2- Des fonds d’investissement d’impact qui cherchent des entreprises à mission pour composer leur portefeuille.
«On ne va pas le cacher, nous avons passé des moments, difficiles, confie la cofondatrice d’Impak. Nous avons rencontré beaucoup de gens enthousiastes, certes. Mais une entreprise a besoin d’entrées d’argent. Pour demeurer en affaires, il faut que des chèques se signent. Pour l’instant, c’est notre expertise en qualification d’impact qui nous gagne des contrats, alors nous orientons les efforts de ce côté. Nous avons trouvé une autre façon de remplir notre mission.»
Qu’en est-il de la plateforme d’achat et d’investissement responsable pour les consommateurs et les épargnants?

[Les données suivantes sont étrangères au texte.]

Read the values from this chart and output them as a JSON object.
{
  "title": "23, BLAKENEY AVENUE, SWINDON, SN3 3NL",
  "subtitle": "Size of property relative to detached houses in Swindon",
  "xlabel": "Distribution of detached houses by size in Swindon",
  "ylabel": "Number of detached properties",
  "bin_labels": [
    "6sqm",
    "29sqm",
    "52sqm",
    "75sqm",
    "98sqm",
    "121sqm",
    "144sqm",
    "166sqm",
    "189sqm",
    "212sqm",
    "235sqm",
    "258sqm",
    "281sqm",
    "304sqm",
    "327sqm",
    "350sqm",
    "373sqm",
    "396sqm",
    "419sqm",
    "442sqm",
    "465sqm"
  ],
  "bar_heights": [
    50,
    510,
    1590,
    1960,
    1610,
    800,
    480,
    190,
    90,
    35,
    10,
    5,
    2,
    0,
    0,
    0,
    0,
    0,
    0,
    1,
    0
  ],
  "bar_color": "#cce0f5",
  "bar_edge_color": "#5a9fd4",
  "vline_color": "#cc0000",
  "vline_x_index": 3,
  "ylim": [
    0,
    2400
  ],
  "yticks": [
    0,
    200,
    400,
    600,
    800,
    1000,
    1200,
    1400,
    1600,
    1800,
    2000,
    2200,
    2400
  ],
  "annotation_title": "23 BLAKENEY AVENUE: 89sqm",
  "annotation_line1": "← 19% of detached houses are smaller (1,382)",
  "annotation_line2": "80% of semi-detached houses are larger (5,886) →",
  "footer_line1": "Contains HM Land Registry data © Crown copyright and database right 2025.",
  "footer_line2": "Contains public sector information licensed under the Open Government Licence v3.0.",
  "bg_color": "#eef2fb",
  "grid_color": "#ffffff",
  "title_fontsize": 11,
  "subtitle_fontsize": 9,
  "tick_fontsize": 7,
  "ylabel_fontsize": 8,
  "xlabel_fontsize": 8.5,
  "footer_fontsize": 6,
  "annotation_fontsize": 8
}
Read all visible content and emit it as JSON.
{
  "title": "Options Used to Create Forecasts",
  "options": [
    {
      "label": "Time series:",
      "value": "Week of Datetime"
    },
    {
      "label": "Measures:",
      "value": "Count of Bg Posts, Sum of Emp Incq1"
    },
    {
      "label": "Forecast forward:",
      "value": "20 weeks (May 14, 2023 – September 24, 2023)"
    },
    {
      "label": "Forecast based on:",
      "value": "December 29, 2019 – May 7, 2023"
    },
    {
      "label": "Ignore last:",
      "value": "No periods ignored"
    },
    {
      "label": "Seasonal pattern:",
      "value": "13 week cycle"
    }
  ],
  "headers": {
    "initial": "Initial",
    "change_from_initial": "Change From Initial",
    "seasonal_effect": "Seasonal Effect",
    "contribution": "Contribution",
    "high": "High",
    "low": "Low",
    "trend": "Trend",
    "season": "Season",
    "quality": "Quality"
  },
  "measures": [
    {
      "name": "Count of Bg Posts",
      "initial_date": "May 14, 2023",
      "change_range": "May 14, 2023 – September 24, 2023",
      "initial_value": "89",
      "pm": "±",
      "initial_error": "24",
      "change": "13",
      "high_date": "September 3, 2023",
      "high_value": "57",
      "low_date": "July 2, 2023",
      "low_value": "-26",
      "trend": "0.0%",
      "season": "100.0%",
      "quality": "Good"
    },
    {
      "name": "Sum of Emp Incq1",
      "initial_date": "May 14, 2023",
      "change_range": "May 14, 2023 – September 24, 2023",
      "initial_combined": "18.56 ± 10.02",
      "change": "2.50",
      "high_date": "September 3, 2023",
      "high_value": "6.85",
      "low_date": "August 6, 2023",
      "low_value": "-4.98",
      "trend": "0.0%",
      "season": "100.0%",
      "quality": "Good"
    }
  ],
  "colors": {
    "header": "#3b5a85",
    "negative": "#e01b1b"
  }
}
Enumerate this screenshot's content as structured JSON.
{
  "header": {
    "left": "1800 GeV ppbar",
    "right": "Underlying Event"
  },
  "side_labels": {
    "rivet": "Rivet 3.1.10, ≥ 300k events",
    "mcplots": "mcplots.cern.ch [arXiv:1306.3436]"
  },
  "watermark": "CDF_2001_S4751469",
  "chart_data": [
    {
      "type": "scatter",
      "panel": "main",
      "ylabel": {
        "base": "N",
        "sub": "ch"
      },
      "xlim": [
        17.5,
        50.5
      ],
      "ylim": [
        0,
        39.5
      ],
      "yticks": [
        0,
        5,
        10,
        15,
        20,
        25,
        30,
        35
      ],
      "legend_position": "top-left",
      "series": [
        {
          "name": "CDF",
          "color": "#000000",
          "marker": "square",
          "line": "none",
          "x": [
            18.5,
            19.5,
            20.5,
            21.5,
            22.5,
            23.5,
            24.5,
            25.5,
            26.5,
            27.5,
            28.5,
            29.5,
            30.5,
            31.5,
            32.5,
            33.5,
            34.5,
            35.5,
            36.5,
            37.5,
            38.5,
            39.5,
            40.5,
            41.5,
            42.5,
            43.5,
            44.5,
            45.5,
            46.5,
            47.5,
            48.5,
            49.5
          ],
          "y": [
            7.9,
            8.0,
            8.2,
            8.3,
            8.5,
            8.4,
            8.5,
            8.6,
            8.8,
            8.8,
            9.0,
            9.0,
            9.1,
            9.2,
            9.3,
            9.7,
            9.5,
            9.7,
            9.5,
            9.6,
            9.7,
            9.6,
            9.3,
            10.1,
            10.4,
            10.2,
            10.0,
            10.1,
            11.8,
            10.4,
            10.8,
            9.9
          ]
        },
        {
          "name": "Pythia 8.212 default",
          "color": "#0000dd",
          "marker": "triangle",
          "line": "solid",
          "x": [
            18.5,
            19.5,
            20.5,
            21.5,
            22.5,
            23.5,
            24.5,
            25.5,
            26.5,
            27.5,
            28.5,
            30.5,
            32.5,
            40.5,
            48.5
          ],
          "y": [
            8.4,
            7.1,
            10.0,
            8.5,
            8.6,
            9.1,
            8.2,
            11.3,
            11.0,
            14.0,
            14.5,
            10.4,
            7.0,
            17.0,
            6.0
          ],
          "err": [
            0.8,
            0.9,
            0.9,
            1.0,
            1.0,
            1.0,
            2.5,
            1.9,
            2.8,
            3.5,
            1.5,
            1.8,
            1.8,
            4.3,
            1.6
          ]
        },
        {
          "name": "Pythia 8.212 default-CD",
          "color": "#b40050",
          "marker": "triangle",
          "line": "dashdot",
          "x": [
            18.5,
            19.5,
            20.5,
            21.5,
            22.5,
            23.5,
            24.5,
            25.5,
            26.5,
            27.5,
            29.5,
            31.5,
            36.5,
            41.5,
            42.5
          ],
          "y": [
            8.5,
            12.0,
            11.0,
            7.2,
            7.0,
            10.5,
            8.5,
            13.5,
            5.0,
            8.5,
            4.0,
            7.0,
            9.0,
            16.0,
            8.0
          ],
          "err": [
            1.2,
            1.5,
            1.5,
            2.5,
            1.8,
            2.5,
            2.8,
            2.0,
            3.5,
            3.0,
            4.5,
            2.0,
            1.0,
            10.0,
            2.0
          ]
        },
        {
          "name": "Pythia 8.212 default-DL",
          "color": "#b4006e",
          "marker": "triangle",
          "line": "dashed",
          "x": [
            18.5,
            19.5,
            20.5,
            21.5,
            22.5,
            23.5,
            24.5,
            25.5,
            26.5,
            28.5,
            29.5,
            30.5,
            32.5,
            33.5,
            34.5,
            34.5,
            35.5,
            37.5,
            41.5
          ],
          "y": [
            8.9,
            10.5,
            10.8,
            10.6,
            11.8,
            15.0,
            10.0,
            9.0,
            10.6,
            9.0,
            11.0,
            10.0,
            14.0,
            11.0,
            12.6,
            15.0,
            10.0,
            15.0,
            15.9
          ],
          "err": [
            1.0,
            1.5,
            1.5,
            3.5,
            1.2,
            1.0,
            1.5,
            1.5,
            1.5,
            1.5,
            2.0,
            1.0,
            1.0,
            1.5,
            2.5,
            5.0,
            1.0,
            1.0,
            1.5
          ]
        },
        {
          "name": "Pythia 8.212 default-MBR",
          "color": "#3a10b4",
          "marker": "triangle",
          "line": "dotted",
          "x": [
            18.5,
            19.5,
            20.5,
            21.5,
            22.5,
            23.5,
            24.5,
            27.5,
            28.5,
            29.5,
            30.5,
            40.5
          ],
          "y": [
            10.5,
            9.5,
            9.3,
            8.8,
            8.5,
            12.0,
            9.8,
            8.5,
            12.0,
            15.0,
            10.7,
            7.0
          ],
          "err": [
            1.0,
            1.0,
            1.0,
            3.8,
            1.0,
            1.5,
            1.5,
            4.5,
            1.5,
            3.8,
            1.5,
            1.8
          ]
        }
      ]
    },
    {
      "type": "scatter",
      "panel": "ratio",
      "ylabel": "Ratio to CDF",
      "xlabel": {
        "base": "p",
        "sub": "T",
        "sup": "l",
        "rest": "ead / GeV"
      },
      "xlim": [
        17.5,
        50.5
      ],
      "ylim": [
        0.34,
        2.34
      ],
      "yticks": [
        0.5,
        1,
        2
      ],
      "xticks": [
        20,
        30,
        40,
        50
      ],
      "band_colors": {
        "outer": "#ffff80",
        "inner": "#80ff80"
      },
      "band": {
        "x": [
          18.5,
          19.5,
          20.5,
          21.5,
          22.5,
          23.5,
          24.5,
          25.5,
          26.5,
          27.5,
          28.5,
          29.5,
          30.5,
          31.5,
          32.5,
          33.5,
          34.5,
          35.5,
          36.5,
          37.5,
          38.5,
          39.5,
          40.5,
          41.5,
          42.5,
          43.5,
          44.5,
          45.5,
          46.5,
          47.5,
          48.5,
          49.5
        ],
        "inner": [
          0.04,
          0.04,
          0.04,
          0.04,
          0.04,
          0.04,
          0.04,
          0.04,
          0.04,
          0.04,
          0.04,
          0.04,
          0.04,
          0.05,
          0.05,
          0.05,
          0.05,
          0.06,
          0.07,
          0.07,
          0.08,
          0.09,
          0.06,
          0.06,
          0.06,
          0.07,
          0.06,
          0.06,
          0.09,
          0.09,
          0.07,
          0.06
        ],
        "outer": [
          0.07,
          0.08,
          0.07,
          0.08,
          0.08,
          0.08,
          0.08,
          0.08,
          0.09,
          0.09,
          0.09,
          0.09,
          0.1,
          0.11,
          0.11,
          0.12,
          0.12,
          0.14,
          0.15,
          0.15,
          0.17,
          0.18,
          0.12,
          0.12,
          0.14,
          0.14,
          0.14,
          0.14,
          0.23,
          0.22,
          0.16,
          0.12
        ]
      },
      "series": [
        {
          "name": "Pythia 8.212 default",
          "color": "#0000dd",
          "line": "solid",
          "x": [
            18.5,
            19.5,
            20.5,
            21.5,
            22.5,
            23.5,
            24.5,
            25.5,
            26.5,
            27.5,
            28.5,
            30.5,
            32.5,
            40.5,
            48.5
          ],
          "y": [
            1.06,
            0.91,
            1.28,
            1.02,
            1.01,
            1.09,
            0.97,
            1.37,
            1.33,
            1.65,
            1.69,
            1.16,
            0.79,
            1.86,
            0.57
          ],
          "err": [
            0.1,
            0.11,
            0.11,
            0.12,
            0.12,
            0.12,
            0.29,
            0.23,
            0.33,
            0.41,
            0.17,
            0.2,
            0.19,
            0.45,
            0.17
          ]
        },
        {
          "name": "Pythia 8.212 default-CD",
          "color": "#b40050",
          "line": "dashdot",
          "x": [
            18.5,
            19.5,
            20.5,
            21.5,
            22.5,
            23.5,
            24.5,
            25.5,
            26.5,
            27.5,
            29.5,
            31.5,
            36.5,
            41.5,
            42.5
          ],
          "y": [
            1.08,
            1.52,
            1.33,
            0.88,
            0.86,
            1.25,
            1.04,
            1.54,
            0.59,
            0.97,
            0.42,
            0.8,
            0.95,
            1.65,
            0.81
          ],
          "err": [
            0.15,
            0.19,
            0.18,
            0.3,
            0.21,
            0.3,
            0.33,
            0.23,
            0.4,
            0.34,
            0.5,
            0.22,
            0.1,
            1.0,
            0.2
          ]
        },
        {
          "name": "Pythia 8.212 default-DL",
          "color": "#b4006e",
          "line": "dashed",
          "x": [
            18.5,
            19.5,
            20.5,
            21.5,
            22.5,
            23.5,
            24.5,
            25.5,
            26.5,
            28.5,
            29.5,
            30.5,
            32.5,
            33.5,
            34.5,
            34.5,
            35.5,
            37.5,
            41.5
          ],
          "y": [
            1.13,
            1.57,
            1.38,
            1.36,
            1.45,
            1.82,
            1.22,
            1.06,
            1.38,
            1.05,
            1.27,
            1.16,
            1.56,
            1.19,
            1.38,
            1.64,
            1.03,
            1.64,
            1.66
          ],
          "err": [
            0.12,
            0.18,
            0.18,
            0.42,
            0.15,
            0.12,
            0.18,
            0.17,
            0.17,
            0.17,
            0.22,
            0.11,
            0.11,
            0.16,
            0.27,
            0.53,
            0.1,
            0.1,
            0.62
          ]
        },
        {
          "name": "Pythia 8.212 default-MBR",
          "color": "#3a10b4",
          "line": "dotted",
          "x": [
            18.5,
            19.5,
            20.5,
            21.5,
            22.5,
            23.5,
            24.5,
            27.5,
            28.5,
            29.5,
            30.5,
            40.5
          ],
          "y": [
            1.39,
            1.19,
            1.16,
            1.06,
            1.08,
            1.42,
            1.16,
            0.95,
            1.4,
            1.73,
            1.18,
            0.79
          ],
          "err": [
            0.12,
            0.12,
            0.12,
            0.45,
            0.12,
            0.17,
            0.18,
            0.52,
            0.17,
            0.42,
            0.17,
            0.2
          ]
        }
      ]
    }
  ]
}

«Nous souhaitons toujours la lancer en 2019. C’est d’ailleurs pour cela que nous nous associons à la Québécoise nventive. Ce partenariat nous permettra d’avancer plus vite. nventive contribue financièrement tout en apportant son expertise technologique pour que notre place de marché responsable voit le jour.»
Optimiste?
Après trois ans à explorer l’univers de l’économie d’impact et des entreprises à mission, quel est le constat de Tima Gros? «J’en ai deux. D’abord, nos conversations nous portent à croire que 80% à 90% de la pyramide se compose de gens qui croient que les entreprises ont une mission qui va au-delà des rendements financiers. Mais, ceux qui prennent les décisions, le sommet, bénéficient trop du système pour prendre des décisions qui pourraient le changer.» Et le second constat? «Nos contrats proviennent surtout de fonds d’investissement européens. L’avancée de la finance d’impact en France s’explique en partie par l’existence d’une réglementation. La Loi PACTE, par exemple, a redéfini l’objet social des entreprises. Quand cela s’inscrit dans la gouvernance d’un État, les choses bougent plus vite.» Elle poursuit, «Paul et moi souhaitions de tout cœur que l’impulsion provienne du Québec. Mais, pour l’instant, le marché ne répond pas comme nous l’aurions espéré. Encore là, il a fallu s’adapter.» Voilà à quoi ressemble le parcours d’une entreprise, au-delà des communiqués de presse.